天災が生じた場合の労務管理について2

昨日書きました災害時の労務管理についての続きです。

災害時の対応として仮に自宅待機させるとして、では、それはどのように対応するべきなのか?が問題になるかと思います。いつ自宅待機を決定し、どのように通知するのか?についてですね。
今回の台風被害のように、前日からJRの計画運休が決まっている場合は、前日中に決定して前日の退社時間前に通知するのがベターだと思います。公共交通機関が動かないことが確定している状況で、無理に出社させるのは適切な対応とは言い難いと思います。前日のうちに交通状況が判明しない場合であっても、一番会社から遠い場所に住んでいる従業員が出勤のために家を出る時間までには決定をして通知をする必要があります。まだ状況が確定しない状態であっても、午前中には台風が到来するのであれば出勤させない方が望ましいでしょう。
前日から会社の近くのホテル等に宿泊させるのも、当たらせる業務がどこまで緊急性と重要性があるかによって適切かどうかが決まるかと思います。簡単に言えば、災害時の実際に生じた被害への対応に当たらせる場合のみが、その業務に該当すると考えるべきではないかと思います。それ以外の通常業務は一旦中止するべきでしょう。被災しているのはお客様も同様です。また非常事態であることは報道その他で容易にわかることですから、無理に通常と同じ行動を取ろうとはしないことが重要だと思います。
その場合の宿泊費や通常の出勤ルートとは違う方法で出社したための費用は当然に会社が負担するべきものです。もちろん、その方法がベストだったのかどうかの検証は必要かもしれませんが、災害時に出勤・対応してくれる従業員に負担を強いることがあってはなりません。
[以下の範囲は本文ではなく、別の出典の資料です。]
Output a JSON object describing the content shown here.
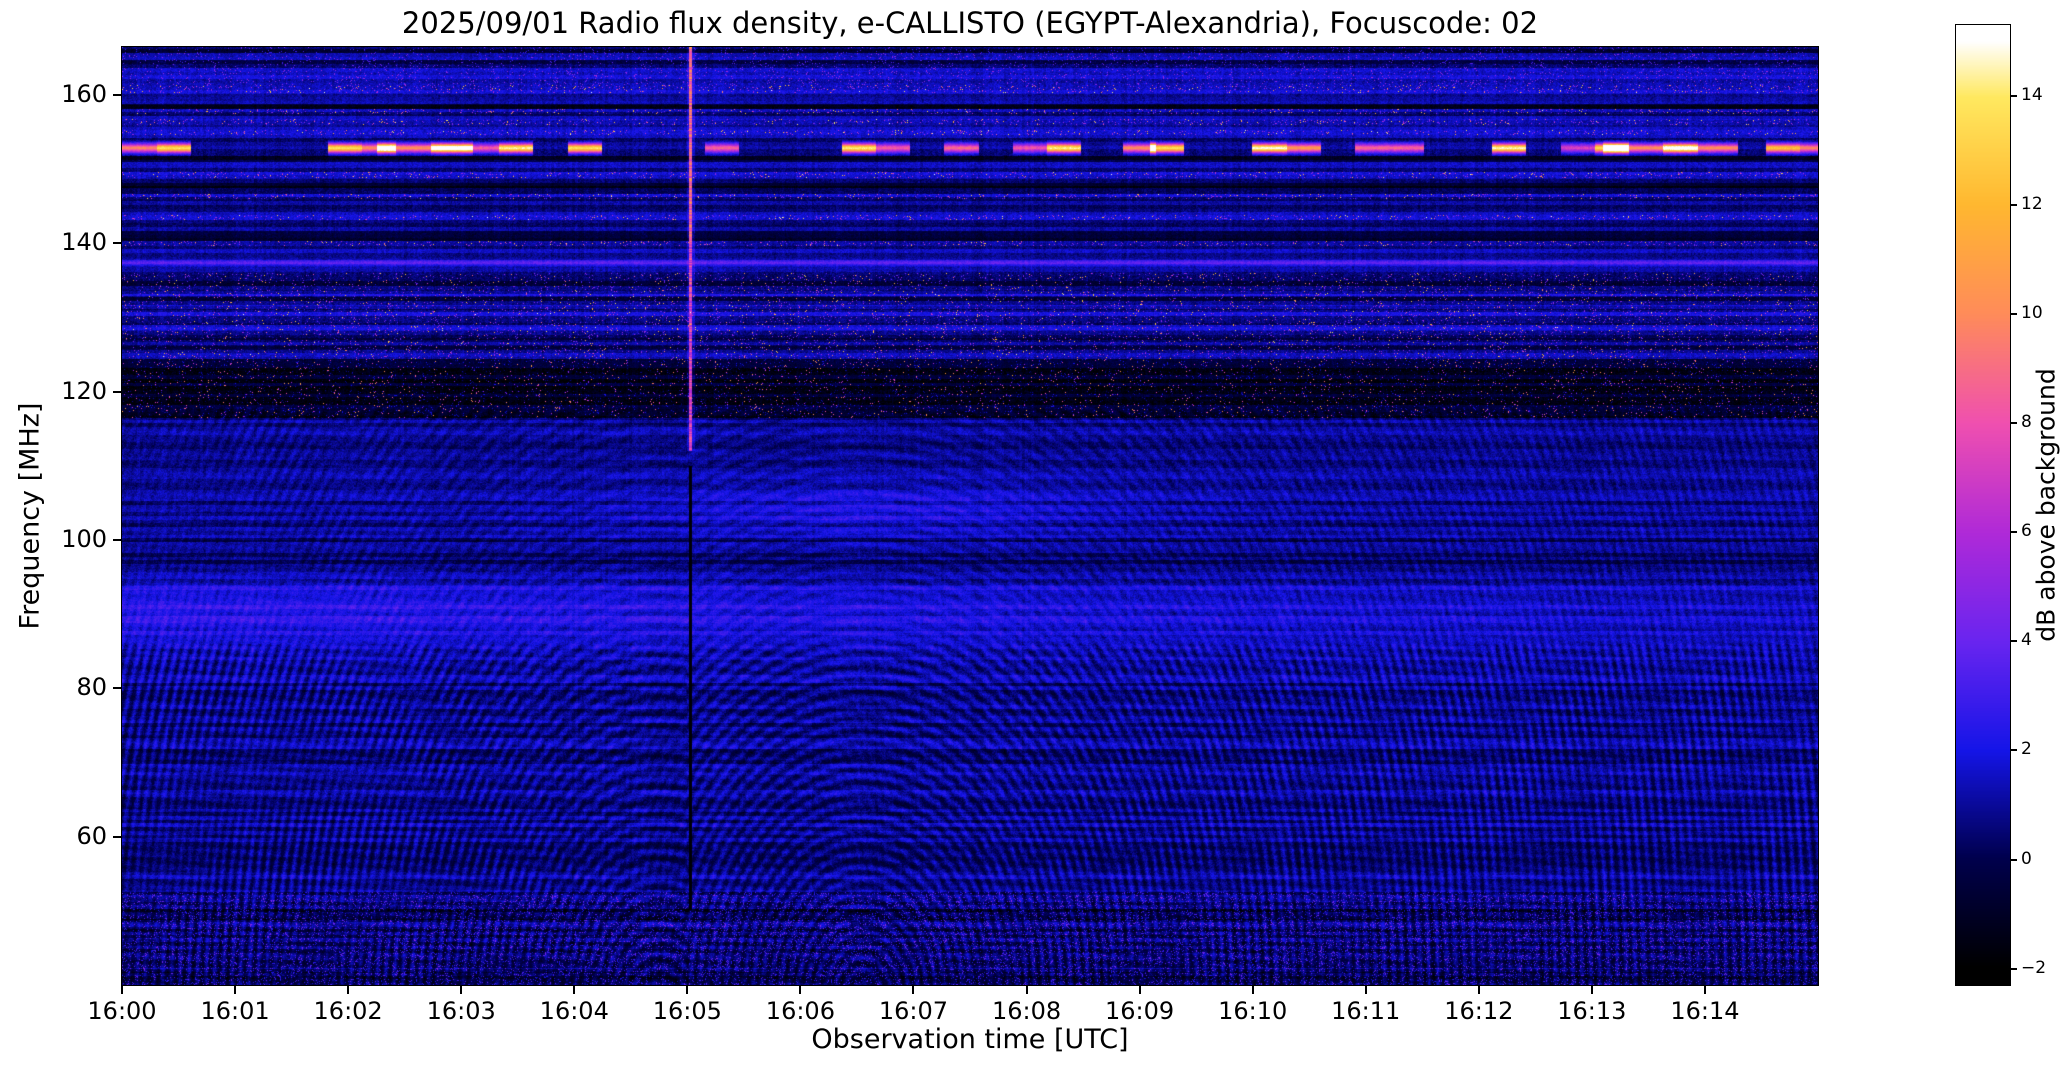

朝から台風が到来することが明らかな場合は出社させない対応が可能ですが、すでに出勤する時刻を過ぎてから到来する場合については、退社させるかどうかの判断が必要となります。むしろ、こちらの方が難しい判断になるのではないかと思います。というのは、無理に退社させることによって却って被害が生じる可能性もあるからです。
もし余裕を持って退社させることが可能であれば、できるだけ早い時刻に決定をして退社させることが望ましいと思います。その場合には、翌日の出勤についても決定をし通知しておく方がより良いでしょう。しかし、無理に退社させると却って危険な状況である場合は、会社内で待機させる必要があるかもしれません。この場合には従業員が家族に連絡が取れるように配慮することはもちろん必要ですが、待機中の食事や寝具等の提供についても対応が必要となります。また、翌日以降、従業員の家庭の被災状況によっては自宅へ帰す必要がありますので、その対応についても検討する必要があります。
なお、会社にいるからといって定時以降に仕事をさせた場合は当然に時間外労働となりますので、割増賃金の支払いが必要となることを忘れてはなりません。

災害時の対応については、その時になって決めるのではなく日頃からどのように行動するべきなのかを決めて従業員に徹底しておいた方が望ましいです。どういう場合に出社をしないこととするのかの一定の基準を定めて、その基準によって従業員が個々に判断できるようにしておくと、災害時でそれでなくても大変な時の手間暇が少しでも軽減できることになります。
日頃から災害対策をキチンと立てて周知徹底することが重要です。防災訓練の一部として考えるべきことでしょう。

自宅待機させる場合の業務について、リモートワーク(在宅勤務)を考えておく必要があるかもしれません。その場合、会社のパソコン等の持ち出しをどのようにするのかや業務の指揮命令をどのように維持するのかなど、具体的な決定事項が生じてくると思います。普段から社外で業務を行うことが一般化している企業の場合は対応しやすいかもしれませんが、従業員の自宅のネット環境なども含め会社が負担する範囲についても検討する必要が出て来ると思います。
ただ、災害時は従業員本人も被災している可能性があります。自宅にいるからといって業務が行えるとは限りませんので、その場合の対応についても決めておく必要があると思います。会社側の都合だけで全てを押し進めないように注意する必要があります。

日頃から災害時の対応についてキチンとマニュアル化しておくことが望ましいと思います。災害が生じる前に検討しておかれることをお勧めいたします。